La toute première tuerie américaine, à l’Université du Texas en 1966, celle qui donne le coup d’envoi à ce qui deviendra bientôt une réelle épidémie, a eu lieu après que le tueur eut tué sa femme et sa mère. La toute dernière, une attaque contre une mosquée en Norvège dimanche dernier, déjouée à la dernière minute par un fidèle, a quand même fait une victime : la demi-soeur du présumé tueur trouvée morte dans la maison familiale. Un ami du suspect dit que celui-ci était récemment devenu hostile envers les femmes et les immigrants. Et l’homme qui a tué neuf personnes à Dayton, en Ohio, le 11 août dernier, le dernier en lice aux États-Unis, a également abattu sa soeur dans la mêlée. Connor Betts était connu pour avoir proféré des menaces envers les femmes.
Dans plus de la moitié des 173 tueries qui ont eu lieu aux États-Unis entre 2009 et 2017, l’année la plus mortelle à cet égard, une conjointe ou une membre de la famille immédiate faisaient partie des victimes. C’est donc dire que Marc Lépine — qui n’en voulait pas seulement aux femmes qui avaient pris sa place à l’École polytechnique, mais aussi à sa mère et à sa soeur, a-t-on appris plus tard — n’a rien inventé. Il a seulement attaché le grelot avant tout le monde. En s’en prenant uniquement aux femmes, il a démontré le premier la parenté entre les tueries de masse et la misogynie. Plus d’un millier de massacres plus tard, on comprend que Lépine n’a pas choisi de cibler les femmes simplement pour mieux marquer son coup ou comme simples représailles envers le mouvement féministe de l’époque.
Si ces deux aspects ont sans doute fait partie de son calcul, la réalité est que les tueurs de masse sont par définition, tout comme les hommes qui cherchent à venger leur honneur, des hommes éconduits et en colère, des hommes narcissiques, imbus d’eux-mêmes, convaincus de mériter mieux et d’avoir été injustement traités. Ils cherchent à rétablir, sinon leur honneur, du moins leur statut d’homme fort. Dans les deux cas, il s’agit d’une « masculinité toxique », d’un machisme nauséabond qui cherche sans cesse des responsables pour ses propres malheurs, prêt à sacrifier des vies s’il le faut.
Et qui mieux que les femmes pour jouer les souffre-douleur ? Si les immigrants sont aujourd’hui de plus en plus ciblés, le contexte politique aidant, les femmes seront toujours dans la mire des tueurs de masse par leur situation stratégique. Il est toujours plus facile de s’en prendre à quelque chose de proche que de loin ; de s’en prendre au particulier plutôt qu’au général. C’est d’ailleurs ce rapport trouble avec les femmes, la misogynie latente chez une majorité de ces individus, qui explique le mieux pourquoi la quasi-totalité des tueries de masse est perpétrée par des hommes.

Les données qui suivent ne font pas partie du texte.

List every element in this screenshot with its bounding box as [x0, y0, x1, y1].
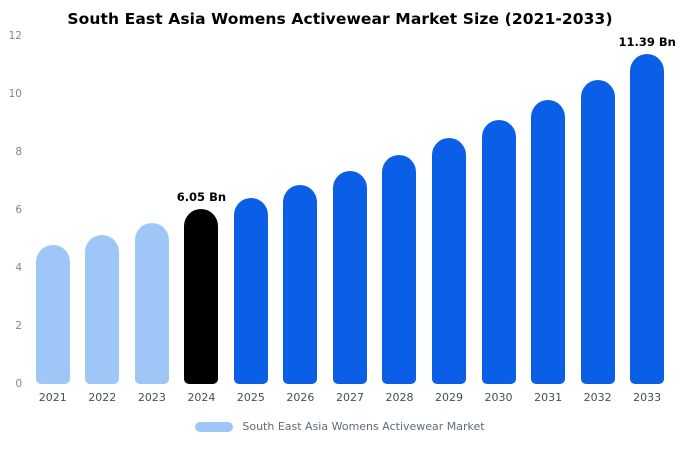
bar-slot: [78, 36, 128, 384]
x-tick-label: 2029: [435, 391, 464, 404]
bar-2024: [184, 208, 219, 384]
bar-slot: 11.39 Bn: [618, 35, 676, 384]
x-tick-label: 2021: [38, 391, 67, 404]
bar-2026: [283, 185, 318, 384]
x-tick-label: 2030: [484, 391, 513, 404]
bar-2030: [481, 120, 516, 384]
bar-slot: [226, 36, 276, 384]
bar-2023: [134, 223, 169, 384]
bar-slot: [276, 36, 326, 384]
chart-body: 0 2 4 6 8 10 12 6.05 Bn 11.39 Bn: [0, 30, 676, 390]
legend-swatch: [195, 421, 234, 432]
x-tick-label: 2022: [88, 391, 117, 404]
x-tick-label: 2023: [137, 391, 166, 404]
x-axis: 2021 2022 2023 2024 2025 2026 2027 2028 2029 2030…: [28, 391, 672, 404]
x-tick-label: 2028: [385, 391, 414, 404]
bar-2025: [233, 198, 268, 384]
bar-slot: [573, 36, 623, 384]
y-tick-label: 12: [8, 30, 22, 42]
bar-2021: [35, 244, 70, 384]
x-tick-label: 2033: [633, 391, 662, 404]
legend-item[interactable]: South East Asia Womens Activewear Market: [0, 420, 680, 433]
bar-2022: [85, 234, 120, 384]
data-label-2033: 11.39 Bn: [618, 34, 676, 49]
legend-label: South East Asia Womens Activewear Market: [242, 420, 485, 433]
bar-2029: [432, 137, 467, 384]
bar-slot: [474, 36, 524, 384]
bar-slot: [127, 36, 177, 384]
bar-2031: [531, 99, 566, 384]
bar-slot: [28, 36, 78, 384]
bar-slot: [424, 36, 474, 384]
bar-2033: [630, 53, 665, 384]
x-tick-label: 2027: [335, 391, 364, 404]
bar-2032: [580, 79, 615, 384]
data-label-2024: 6.05 Bn: [176, 189, 227, 204]
y-tick-label: 2: [15, 320, 22, 333]
x-tick-label: 2025: [236, 391, 265, 404]
bar-slot: [325, 36, 375, 384]
x-tick-label: 2024: [187, 391, 216, 404]
y-tick-label: 10: [8, 88, 22, 100]
bar-2028: [382, 154, 417, 384]
chart-title: South East Asia Womens Activewear Market…: [67, 10, 613, 28]
y-tick-label: 4: [15, 262, 22, 275]
x-tick-label: 2032: [583, 391, 612, 404]
x-tick-label: 2026: [286, 391, 315, 404]
y-axis: 0 2 4 6 8 10 12: [0, 30, 22, 390]
y-tick-label: 6: [15, 204, 22, 216]
y-tick-label: 0: [15, 378, 22, 390]
plot-area: 6.05 Bn 11.39 Bn: [28, 35, 676, 384]
y-tick-label: 8: [15, 146, 22, 159]
bar-2027: [332, 170, 367, 384]
bar-slot: [523, 36, 573, 384]
x-tick-label: 2031: [534, 391, 563, 404]
bar-slot: 6.05 Bn: [177, 36, 227, 384]
bar-slot: [375, 36, 425, 384]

Après que le mouvement #MoiAussi eut exposé l’ampleur des sévices sexuels subis par des femmes, voici donc une autre démonstration de taille : les relations homme-femme, même dans les pays modernes et progressistes, ont bien des noeuds à défaire, bien des coins d’ombre encore à éclairer.
Non, les crimes d’honneur ne sont pas toujours ceux que l’on croit.